Journée de solidarité : où va l’argent ?

Le 10 juin dernier, le lundi de Pentecôte s’est de nouveau imposé comme une journée travaillée mais non payée au titre de la “Journée de solidarité”. Les fonds récupérés servent à financer les établissements et les services médico-sociaux, l’Allocation Personnalisée d’Autonomie (APA), ainsi que des actions de prévention. Observons de plus près !

La Journée de solidarité

Même si le lundi de Pentecôte reste symboliquement la date de la Journée de solidarité, dans les faits, depuis la réforme de 2008, celle-ci est indépendante du calendrier. Depuis cette date, les entreprises sont libres de choisir le jour qui sera travaillé par les salariés pour financer le grand âge et le handicap, qu’il s’agisse du lundi de Pentecôte ou d’un jour quelconque de l’année.

Un montant, deux sources

Les employeurs, publics et privés, gèrent à leur guise l’organisation de cette journée de travail non rémunérée. Ils versent la somme correspondante à la Contribution solidarité autonomie (CSA). De leur côté, les retraités imposables participent également à cet effort au travers de la contribution additionnelle de solidarité pour l'autonomie (Casa).

La Caisse nationale de solidarité pour l'autonomie (CNSA) comptabilise cette journée travaillée non payée. En 2019, la Journée de solidarité a permis de collecter.

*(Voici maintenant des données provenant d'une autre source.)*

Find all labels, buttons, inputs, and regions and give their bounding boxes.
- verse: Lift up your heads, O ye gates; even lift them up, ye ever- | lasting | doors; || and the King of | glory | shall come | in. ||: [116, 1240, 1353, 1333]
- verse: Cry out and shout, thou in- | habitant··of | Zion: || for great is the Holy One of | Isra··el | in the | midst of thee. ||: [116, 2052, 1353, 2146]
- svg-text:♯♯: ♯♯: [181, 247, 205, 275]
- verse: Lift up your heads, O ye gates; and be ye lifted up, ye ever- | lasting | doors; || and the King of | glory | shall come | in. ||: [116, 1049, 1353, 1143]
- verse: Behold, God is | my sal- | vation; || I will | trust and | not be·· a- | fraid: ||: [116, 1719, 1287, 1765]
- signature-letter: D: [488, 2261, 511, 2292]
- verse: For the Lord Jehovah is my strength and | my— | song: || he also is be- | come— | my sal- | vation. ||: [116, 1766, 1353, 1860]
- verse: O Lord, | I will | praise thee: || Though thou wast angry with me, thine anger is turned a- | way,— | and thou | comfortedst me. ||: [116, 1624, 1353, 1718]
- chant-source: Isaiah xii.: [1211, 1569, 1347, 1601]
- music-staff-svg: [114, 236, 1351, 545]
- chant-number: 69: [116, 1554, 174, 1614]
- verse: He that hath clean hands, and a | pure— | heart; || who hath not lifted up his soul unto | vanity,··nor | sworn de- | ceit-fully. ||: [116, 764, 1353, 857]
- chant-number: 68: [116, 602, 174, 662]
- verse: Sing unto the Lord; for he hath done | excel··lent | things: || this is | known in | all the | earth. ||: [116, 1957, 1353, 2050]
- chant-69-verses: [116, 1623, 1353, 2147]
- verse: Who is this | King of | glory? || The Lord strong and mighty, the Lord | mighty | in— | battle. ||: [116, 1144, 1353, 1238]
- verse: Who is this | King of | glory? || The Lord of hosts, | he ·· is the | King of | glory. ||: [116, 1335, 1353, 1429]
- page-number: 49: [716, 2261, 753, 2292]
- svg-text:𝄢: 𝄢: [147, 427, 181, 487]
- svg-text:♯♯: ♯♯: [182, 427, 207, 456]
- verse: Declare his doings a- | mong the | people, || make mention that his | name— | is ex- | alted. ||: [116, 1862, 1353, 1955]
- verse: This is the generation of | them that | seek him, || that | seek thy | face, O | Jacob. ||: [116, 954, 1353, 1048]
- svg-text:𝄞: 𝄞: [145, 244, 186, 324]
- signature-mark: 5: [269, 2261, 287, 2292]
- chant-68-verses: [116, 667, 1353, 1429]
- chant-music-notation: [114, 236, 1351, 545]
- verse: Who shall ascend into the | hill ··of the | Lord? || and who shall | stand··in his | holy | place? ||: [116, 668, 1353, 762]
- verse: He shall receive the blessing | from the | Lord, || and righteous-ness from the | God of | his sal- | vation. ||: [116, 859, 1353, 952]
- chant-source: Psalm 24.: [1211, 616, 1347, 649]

La redistribution des recettes

Les personnes âgées

Avec 1,96 milliard d’euros (contre 1,45 milliard en 2018), le Grand âge est le principal bénéficiaire de la Journée de solidarité. Cette somme est consacrée :

  • au fonctionnement et à la modernisation des établissements et des services médico-sociaux pour personnes âgées,
  • à la prévention de la perte d’autonomie (ateliers collectifs sur l’équilibre, le sommeil ou la mémoire, sensibilisation à la prévention des chutes, aide à l’acquisition de matériel adapté…),
  • à financer en partie l’allocation personnalisée d’autonomie (APA).

Les personnes handicapées

894,7 millions d’euros sont affectés :

  • au fonctionnement et à la modernisation des établissements et services médico-sociaux pour personnes handicapées,
  • à financer en partie la prestation de compensation du handicap (PCH),
  • au financement du fonctionnement des maisons départementales des personnes handicapées (MDPH), ainsi que des lieux d’information et d’accompagnement des personnes handicapées et de leurs proches.

L’habitat inclusif

15 millions d’euros sont investis dans le développement de nouvelles formes d’habitat pour les personnes âgées et les personnes handicapées.

Les proches aidants

6,3 millions d’euros sont destinés à renforcer l’accompagnement des proches aidants de personnes en perte d’autonomie et à soutenir le développement de l’accueil familial.

Cet article en synthèse

  • La Journée de solidarité correspond à 1 journée de travail non rémunérée.
  • L’employeur fixe seul les modalités de réalisation de la journée de solidarité.
  • La Journée de solidarité a permis de récolter 2,88 milliards d’euros en 2019.
  • Les sommes sont investies au profit des personnes âgées, des handicapés, des proches aidants et de l’habitat inclusif.